Ho sintetizzato i dieci tipi del ministro Giarda in tre categorie che riassumono i principali difetti nella progettazione e nella messa in atto della spesa: a) sprechi nelle tecniche e nei modi di produzione; b) prodotti troppo ambiziosi, sfasati, o con benefici inferiori ai costi, errati nell’impostazione; c) prodotti in cui vi sia un’individuazione errata del destinatario. Per intenderci, i finti cechi.
Quali sono le principali cause di tali sprechi?
Nei primi due casi, aleggia prevalentemente l’ombra della politica. Se noi tendiamo ad adottare tecniche di produzione che, a parità di prodotto, implicano tra Regione e Regione divari evidenti in termini di personale assunto, è chiaro che c’entri in qualche modo la politica.
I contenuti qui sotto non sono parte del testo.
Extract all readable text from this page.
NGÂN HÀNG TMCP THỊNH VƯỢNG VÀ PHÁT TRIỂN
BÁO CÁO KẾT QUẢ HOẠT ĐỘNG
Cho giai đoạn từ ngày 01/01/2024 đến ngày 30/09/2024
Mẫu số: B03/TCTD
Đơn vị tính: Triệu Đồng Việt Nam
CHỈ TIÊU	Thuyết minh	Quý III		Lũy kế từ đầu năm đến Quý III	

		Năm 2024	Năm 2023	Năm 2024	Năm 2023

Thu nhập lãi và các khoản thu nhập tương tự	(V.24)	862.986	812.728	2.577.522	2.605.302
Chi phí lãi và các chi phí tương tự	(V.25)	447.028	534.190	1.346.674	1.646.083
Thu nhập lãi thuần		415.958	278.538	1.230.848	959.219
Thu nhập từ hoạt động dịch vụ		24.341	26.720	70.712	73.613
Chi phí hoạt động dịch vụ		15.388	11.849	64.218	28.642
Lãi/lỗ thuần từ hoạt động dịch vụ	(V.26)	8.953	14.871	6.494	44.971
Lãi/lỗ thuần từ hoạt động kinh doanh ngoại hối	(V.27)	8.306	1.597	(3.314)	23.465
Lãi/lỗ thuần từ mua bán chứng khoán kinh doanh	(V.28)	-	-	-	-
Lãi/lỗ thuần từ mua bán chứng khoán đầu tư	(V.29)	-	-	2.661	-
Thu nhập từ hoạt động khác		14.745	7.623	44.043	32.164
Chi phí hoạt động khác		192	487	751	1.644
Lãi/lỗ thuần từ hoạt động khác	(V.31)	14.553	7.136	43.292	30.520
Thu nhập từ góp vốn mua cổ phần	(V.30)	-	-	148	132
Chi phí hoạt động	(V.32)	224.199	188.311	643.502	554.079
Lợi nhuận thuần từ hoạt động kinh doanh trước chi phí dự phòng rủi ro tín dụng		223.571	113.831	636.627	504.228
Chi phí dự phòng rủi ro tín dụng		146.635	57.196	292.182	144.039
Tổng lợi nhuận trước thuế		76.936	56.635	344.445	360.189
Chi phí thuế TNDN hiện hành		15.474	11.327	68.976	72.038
Come nei casi delle grandi opere non portate a termine che, quando furono incominciate, diedero modo al politico che le aveva inaugurata di mettersi in bella mostra.
Ci sono altre colpe oggettive che prescindono dai favoritismi della politica?
Ci sono laddove sussista una certa quota, nel compiere determinate scelte relative alla spesa, di ignoranza, faciloneria e assenza di preparazione. Sovente, infatti, tali sprechi sono determinati dalla scarsa selezione a monte.
Pensa che ci possano anche essere particolari interessi in gioco? Mario Baldassari, su queste pagine, affermava che almeno 50 miliardi di sprechi siano legati a 3-400mila persone che in Italia, quotidianamente, affidano illegittimamente i propri affari a capitoli di spesa della Pa
Questo è sicuro. Quando Giarda parla di acquisti realizzati pagando prezzi superiori al mercato o all’effettivo valore è evidente che si tratti di un intreccio tra politica e affari all’insegna di interessi non salubri. Tuttavia, c’è anche una forma di spreco che non è condannabile tout court.
Quale?
È un genere più rilevante al Sud, ma presente anche al Centro e al Nord, che costituisce una sorta di welfare occulto; si tratta, spesso, di un modo per garantire quel minimo di pacificazione sociale, difficilmente ottenibile in altra maniera, assicurando, ad esempio, più posti in un’amministrazione comunale di quelli che servirebbero realmente.
Oggi, tuttavia, la pratica non è più sostenibile.
È vero, e se è per questo incide anche negativamente sulla ripresa. Rispetto a questo genere di spreco, tuttavia, è ben più grave e incisivo quello che avvantaggia quelle aziende che operano in condizioni opache e vivono in una zona grigia, in una sorta di economia protetta all’ombra della politica italiana.
Come si pone rimedio alla situazione?
Occorre avvicinare sempre di più il momento della spesa a quello dell’entrata corrispondente. In questo senso, il federalismo potrebbe ricoprire un ruolo importante. Tanto più l’ente preposto alla spesa è vicino al cittadino, tanto più il cittadino si sente responsabilizzato a verificare, in termini comparativi, l’entità dei soldi utilizzati per determinati prodotti o servizi.
Crede che il governo Monti riuscirà e modificare effettivamente lo stato di cose?
Credo che il governo Monti possa fare molto di quanto ha annunciato di voler fare laddove i partiti continueranno a garantirgli l’appoggio politico.